Nevertheless, after the war rebuilding started quickly, and when Berlin was separated into East and West Berlin, the Kurfürstendamm became the leading commercial street of West Berlin in its Wirtschaftswunder days. For that reason, too, John F. Kennedy's tour of West Berlin on June 26, 1963, included a portion of it. A few years later, the Kurfürstendamm became the site of protests and major demonstrations by the German student movement. On 11 April 1968, spokesman Rudi Dutschke was shot in the head while leaving the office of the Sozialistischer Deutscher Studentenbund on Kurfürstendamm No. 140.

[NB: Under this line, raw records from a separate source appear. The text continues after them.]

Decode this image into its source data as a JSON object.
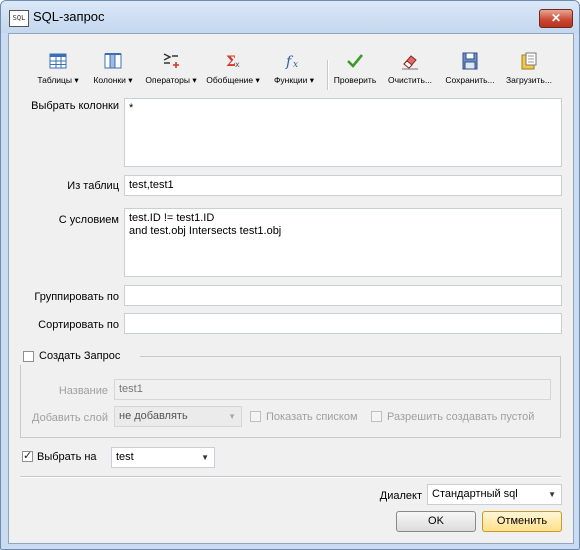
{
  "window": {
    "title": "SQL-запрос",
    "app_icon_text": "SQL",
    "close_symbol": "✕"
  },
  "toolbar": [
    {
      "label": "Таблицы ▾",
      "icon": "table-icon"
    },
    {
      "label": "Колонки ▾",
      "icon": "columns-icon"
    },
    {
      "label": "Операторы ▾",
      "icon": "operators-icon"
    },
    {
      "label": "Обобщение ▾",
      "icon": "sum-icon"
    },
    {
      "label": "Функции ▾",
      "icon": "function-icon"
    },
    {
      "label": "Проверить",
      "icon": "checkmark-icon"
    },
    {
      "label": "Очистить...",
      "icon": "eraser-icon"
    },
    {
      "label": "Сохранить...",
      "icon": "save-icon"
    },
    {
      "label": "Загрузить...",
      "icon": "load-icon"
    }
  ],
  "query": {
    "select_label": "Выбрать колонки",
    "select_value": "*",
    "from_label": "Из таблиц",
    "from_value": "test,test1",
    "where_label": "С условием",
    "where_value": "test.ID != test1.ID\nand test.obj Intersects test1.obj",
    "group_label": "Группировать по",
    "group_value": "",
    "order_label": "Сортировать по",
    "order_value": ""
  },
  "create_query": {
    "label": "Создать Запрос",
    "checked": false,
    "name_label": "Название",
    "name_value": "test1",
    "add_layer_label": "Добавить слой",
    "add_layer_value": "не добавлять",
    "show_list_label": "Показать списком",
    "allow_empty_label": "Разрешить создавать пустой"
  },
  "select_on": {
    "label": "Выбрать на",
    "checked": true,
    "value": "test"
  },
  "dialect": {
    "label": "Диалект",
    "value": "Стандартный sql"
  },
  "buttons": {
    "ok": "OK",
    "cancel": "Отменить"
  },
  "colors": {
    "title_bar": "#c9dcf1",
    "close_button": "#c8462f",
    "cancel_highlight": "#ffe08a"
  }
}
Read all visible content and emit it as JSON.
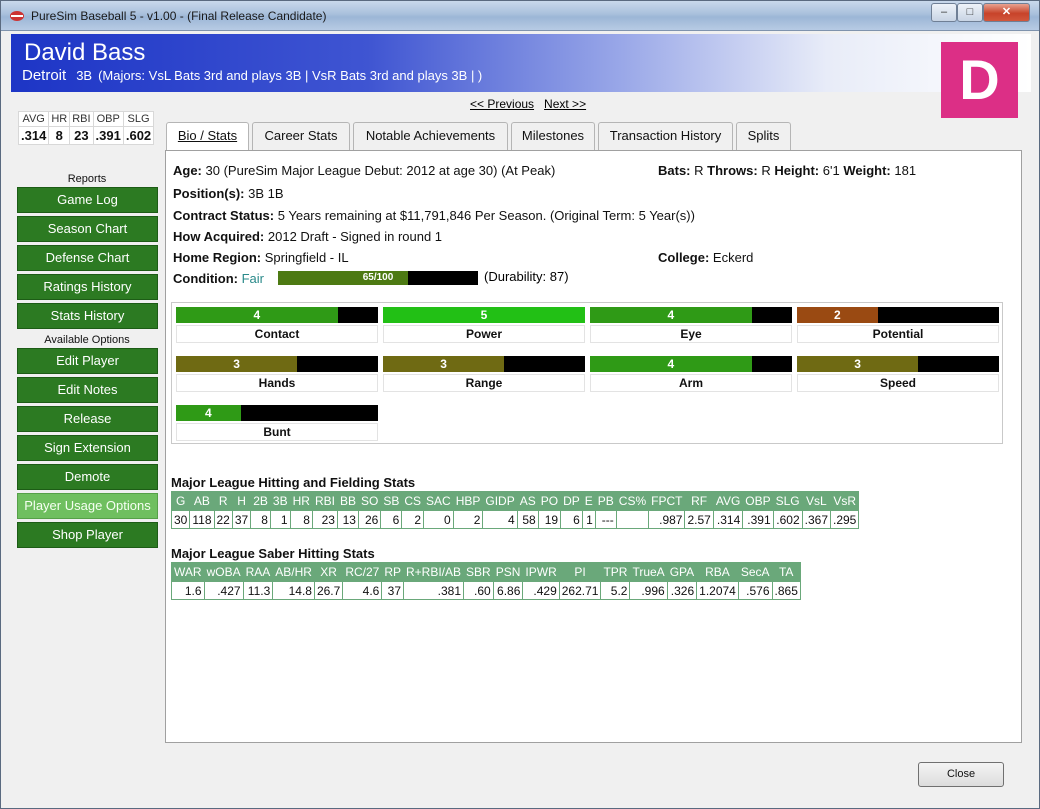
{
  "window": {
    "title": "PureSim Baseball 5 - v1.00 - (Final Release Candidate)",
    "minimize": "–",
    "maximize": "□",
    "close": "✕"
  },
  "player": {
    "name": "David Bass",
    "team": "Detroit",
    "position": "3B",
    "roles": "(Majors: VsL Bats 3rd and plays 3B | VsR Bats 3rd and plays 3B | )",
    "grade": "D",
    "grade_color": "#dc2f86"
  },
  "mini_stats": {
    "headers": [
      "AVG",
      "HR",
      "RBI",
      "OBP",
      "SLG"
    ],
    "values": [
      ".314",
      "8",
      "23",
      ".391",
      ".602"
    ]
  },
  "sidebar": {
    "reports_label": "Reports",
    "reports": [
      "Game Log",
      "Season Chart",
      "Defense Chart",
      "Ratings History",
      "Stats History"
    ],
    "options_label": "Available Options",
    "options": [
      "Edit Player",
      "Edit Notes",
      "Release",
      "Sign Extension",
      "Demote",
      "Player Usage Options",
      "Shop Player"
    ]
  },
  "nav": {
    "previous": "<< Previous",
    "next": "Next >>"
  },
  "tabs": [
    "Bio / Stats",
    "Career Stats",
    "Notable Achievements",
    "Milestones",
    "Transaction History",
    "Splits"
  ],
  "bio": {
    "age_label": "Age:",
    "age_value": "30  (PureSim Major League Debut: 2012 at age 30) (At Peak)",
    "bats_label": "Bats:",
    "bats_value": "R",
    "throws_label": "Throws:",
    "throws_value": "R",
    "height_label": "Height:",
    "height_value": "6'1",
    "weight_label": "Weight:",
    "weight_value": "181",
    "positions_label": "Position(s):",
    "positions_value": "3B 1B",
    "contract_label": "Contract Status:",
    "contract_value": "5 Years remaining at $11,791,846 Per Season. (Original Term: 5 Year(s))",
    "acquired_label": "How Acquired:",
    "acquired_value": "2012 Draft - Signed in round 1",
    "region_label": "Home Region:",
    "region_value": "Springfield -  IL",
    "college_label": "College:",
    "college_value": "Eckerd",
    "condition_label": "Condition:",
    "condition_value": "Fair",
    "condition_bar_text": "65/100",
    "condition_pct": 0.65,
    "durability": "(Durability: 87)"
  },
  "ratings": [
    {
      "label": "Contact",
      "value": "4",
      "fill": 0.8,
      "color": "#2f9a16"
    },
    {
      "label": "Power",
      "value": "5",
      "fill": 1.0,
      "color": "#22c015"
    },
    {
      "label": "Eye",
      "value": "4",
      "fill": 0.8,
      "color": "#2f9a16"
    },
    {
      "label": "Potential",
      "value": "2",
      "fill": 0.4,
      "color": "#9a4a12"
    },
    {
      "label": "Hands",
      "value": "3",
      "fill": 0.6,
      "color": "#6f6a13"
    },
    {
      "label": "Range",
      "value": "3",
      "fill": 0.6,
      "color": "#6f6a13"
    },
    {
      "label": "Arm",
      "value": "4",
      "fill": 0.8,
      "color": "#2f9a16"
    },
    {
      "label": "Speed",
      "value": "3",
      "fill": 0.6,
      "color": "#6f6a13"
    },
    {
      "label": "Bunt",
      "value": "4",
      "fill": 0.32,
      "color": "#2f9a16"
    }
  ],
  "hitting": {
    "title": "Major League Hitting and Fielding Stats",
    "headers": [
      "G",
      "AB",
      "R",
      "H",
      "2B",
      "3B",
      "HR",
      "RBI",
      "BB",
      "SO",
      "SB",
      "CS",
      "SAC",
      "HBP",
      "GIDP",
      "AS",
      "PO",
      "DP",
      "E",
      "PB",
      "CS%",
      "FPCT",
      "RF",
      "AVG",
      "OBP",
      "SLG",
      "VsL",
      "VsR"
    ],
    "values": [
      "30",
      "118",
      "22",
      "37",
      "8",
      "1",
      "8",
      "23",
      "13",
      "26",
      "6",
      "2",
      "0",
      "2",
      "4",
      "58",
      "19",
      "6",
      "1",
      "---",
      "",
      ".987",
      "2.57",
      ".314",
      ".391",
      ".602",
      ".367",
      ".295"
    ]
  },
  "saber": {
    "title": "Major League Saber Hitting Stats",
    "headers": [
      "WAR",
      "wOBA",
      "RAA",
      "AB/HR",
      "XR",
      "RC/27",
      "RP",
      "R+RBI/AB",
      "SBR",
      "PSN",
      "IPWR",
      "PI",
      "TPR",
      "TrueA",
      "GPA",
      "RBA",
      "SecA",
      "TA"
    ],
    "values": [
      "1.6",
      ".427",
      "11.3",
      "14.8",
      "26.7",
      "4.6",
      "37",
      ".381",
      ".60",
      "6.86",
      ".429",
      "262.71",
      "5.2",
      ".996",
      ".326",
      "1.2074",
      ".576",
      ".865"
    ]
  },
  "footer": {
    "close_label": "Close"
  }
}
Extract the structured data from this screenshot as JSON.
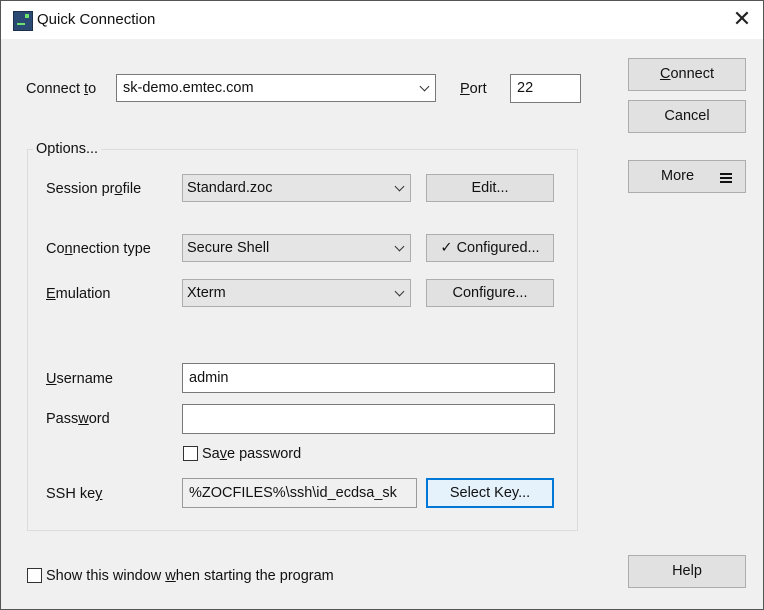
{
  "window": {
    "title": "Quick Connection",
    "close_glyph": "✕"
  },
  "connection": {
    "connect_to_label_pre": "Connect ",
    "connect_to_label_key": "t",
    "connect_to_label_post": "o",
    "host_value": "sk-demo.emtec.com",
    "port_label_key": "P",
    "port_label_post": "ort",
    "port_value": "22"
  },
  "actions": {
    "connect_label_key": "C",
    "connect_label_post": "onnect",
    "cancel_label": "Cancel",
    "more_label": "More",
    "help_label": "Help"
  },
  "options": {
    "group_title": "Options...",
    "session_profile": {
      "label_pre": "Session pr",
      "label_key": "o",
      "label_post": "file",
      "value": "Standard.zoc",
      "button": "Edit..."
    },
    "connection_type": {
      "label_pre": "Co",
      "label_key": "n",
      "label_post": "nection type",
      "value": "Secure Shell",
      "button": "✓ Configured..."
    },
    "emulation": {
      "label_key": "E",
      "label_post": "mulation",
      "value": "Xterm",
      "button": "Configure..."
    },
    "username": {
      "label_key": "U",
      "label_post": "sername",
      "value": "admin"
    },
    "password": {
      "label_pre": "Pass",
      "label_key": "w",
      "label_post": "ord",
      "value": ""
    },
    "save_password": {
      "label_pre": "Sa",
      "label_key": "v",
      "label_post": "e password",
      "checked": false
    },
    "ssh_key": {
      "label_pre": "SSH ke",
      "label_key": "y",
      "value": "%ZOCFILES%\\ssh\\id_ecdsa_sk",
      "button": "Select Key..."
    }
  },
  "footer": {
    "show_window_pre": "Show this window ",
    "show_window_key": "w",
    "show_window_post": "hen starting the program",
    "show_window_checked": false
  },
  "icons": {
    "app": "zoc-terminal-icon",
    "close": "close-icon",
    "dropdown": "chevron-down-icon",
    "menu": "hamburger-menu-icon",
    "check": "checkmark-icon"
  },
  "colors": {
    "window_bg": "#f0f0f0",
    "titlebar_bg": "#ffffff",
    "button_bg": "#e1e1e1",
    "focus_border": "#0078d7"
  }
}
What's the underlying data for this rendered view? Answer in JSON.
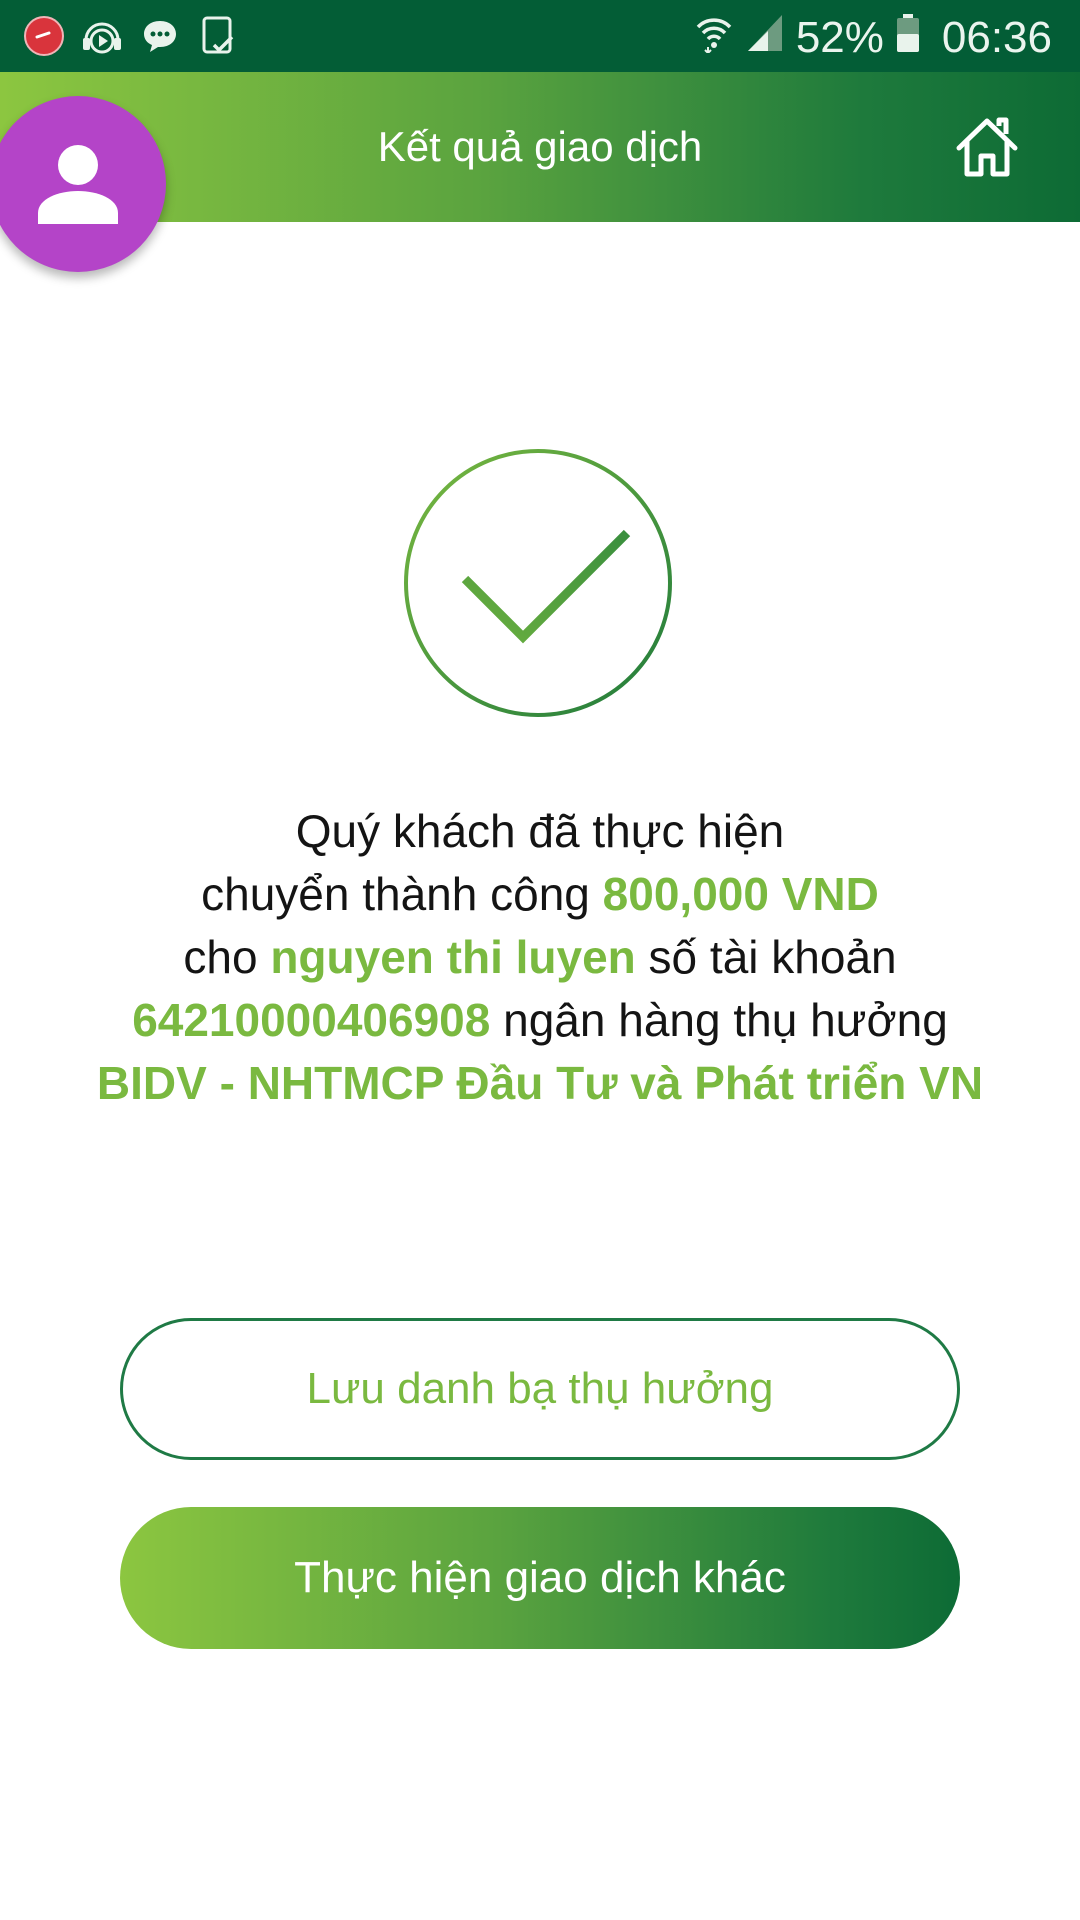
{
  "status_bar": {
    "battery_percent": "52%",
    "time": "06:36",
    "icons": [
      "record-icon",
      "media-icon",
      "chat-icon",
      "task-icon",
      "wifi-icon",
      "signal-icon",
      "battery-icon"
    ]
  },
  "header": {
    "title": "Kết quả giao dịch",
    "home_icon": "home-icon",
    "avatar_icon": "person-icon",
    "gradient_colors": [
      "#8cc640",
      "#0d6b35"
    ]
  },
  "result": {
    "icon": "check-circle-icon",
    "line1": "Quý khách đã thực hiện",
    "line2_prefix": "chuyển thành công ",
    "amount": "800,000 VND",
    "line3_prefix": "cho ",
    "recipient_name": "nguyen thi luyen",
    "line3_suffix": " số tài khoản",
    "account_number": "64210000406908",
    "line4_suffix": " ngân hàng thụ hưởng",
    "bank_name": "BIDV - NHTMCP Đầu Tư và Phát triển VN",
    "highlight_color": "#7ab940"
  },
  "actions": {
    "save_beneficiary_label": "Lưu danh bạ thụ hưởng",
    "new_transaction_label": "Thực hiện giao dịch khác"
  }
}
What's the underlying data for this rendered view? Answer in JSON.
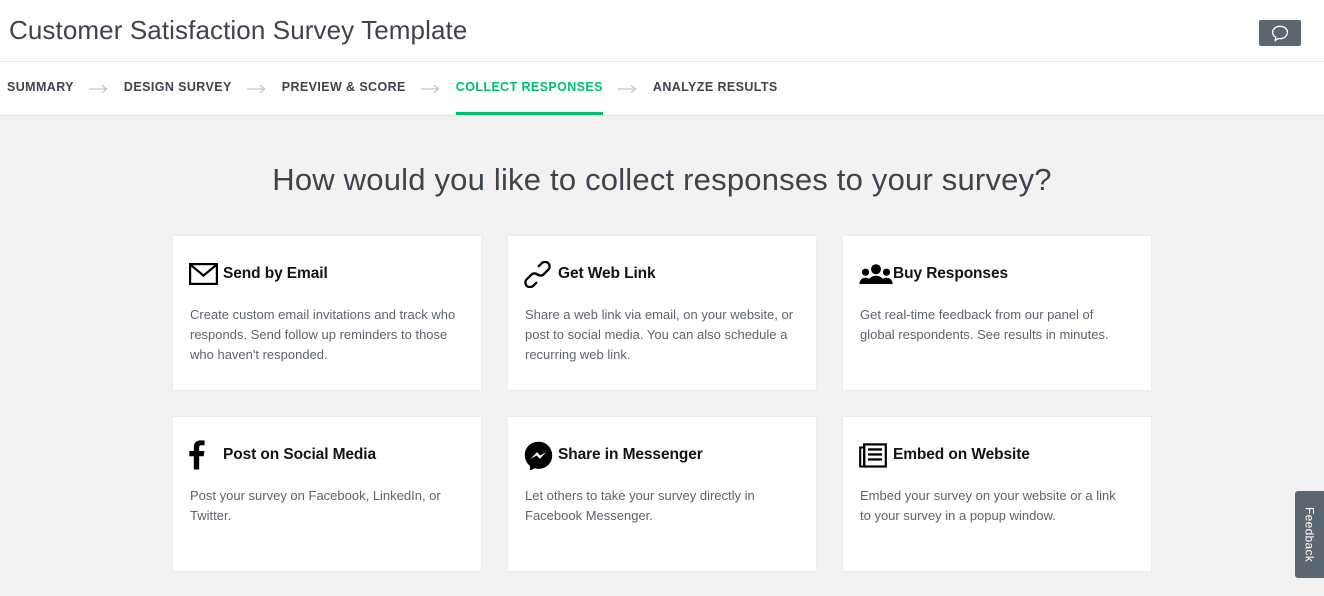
{
  "header": {
    "title": "Customer Satisfaction Survey Template",
    "chat_button": {
      "icon": "speech-bubble-icon",
      "background": "#5b6770"
    }
  },
  "nav": {
    "active_color": "#00bf6f",
    "arrow_icon": "arrow-right-icon",
    "steps": [
      {
        "label": "SUMMARY",
        "active": false
      },
      {
        "label": "DESIGN SURVEY",
        "active": false
      },
      {
        "label": "PREVIEW & SCORE",
        "active": false
      },
      {
        "label": "COLLECT RESPONSES",
        "active": true
      },
      {
        "label": "ANALYZE RESULTS",
        "active": false
      }
    ]
  },
  "main": {
    "heading": "How would you like to collect responses to your survey?",
    "cards": [
      {
        "icon": "envelope-icon",
        "title": "Send by Email",
        "description": "Create custom email invitations and track who responds. Send follow up reminders to those who haven't responded."
      },
      {
        "icon": "link-chain-icon",
        "title": "Get Web Link",
        "description": "Share a web link via email, on your website, or post to social media. You can also schedule a recurring web link."
      },
      {
        "icon": "people-group-icon",
        "title": "Buy Responses",
        "description": "Get real-time feedback from our panel of global respondents. See results in minutes."
      },
      {
        "icon": "facebook-f-icon",
        "title": "Post on Social Media",
        "description": "Post your survey on Facebook, LinkedIn, or Twitter."
      },
      {
        "icon": "messenger-icon",
        "title": "Share in Messenger",
        "description": "Let others to take your survey directly in Facebook Messenger."
      },
      {
        "icon": "embed-window-icon",
        "title": "Embed on Website",
        "description": "Embed your survey on your website or a link to your survey in a popup window."
      }
    ]
  },
  "feedback": {
    "label": "Feedback",
    "background": "#5b6770"
  }
}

After German reunification the Kurfürstendamm had to compete with central places like Potsdamer Platz, Friedrichstraße, and Alexanderplatz, which led to the closing of numerous cafés and cinemas. It retained the character of a flâneur and upscale shopping street as the western continuation of the Tauentzienstraße with its large department stores.

The globally unique international art project United Buddy Bears was presented in Berlin on the Kurfürstendamm during the summer of 2011.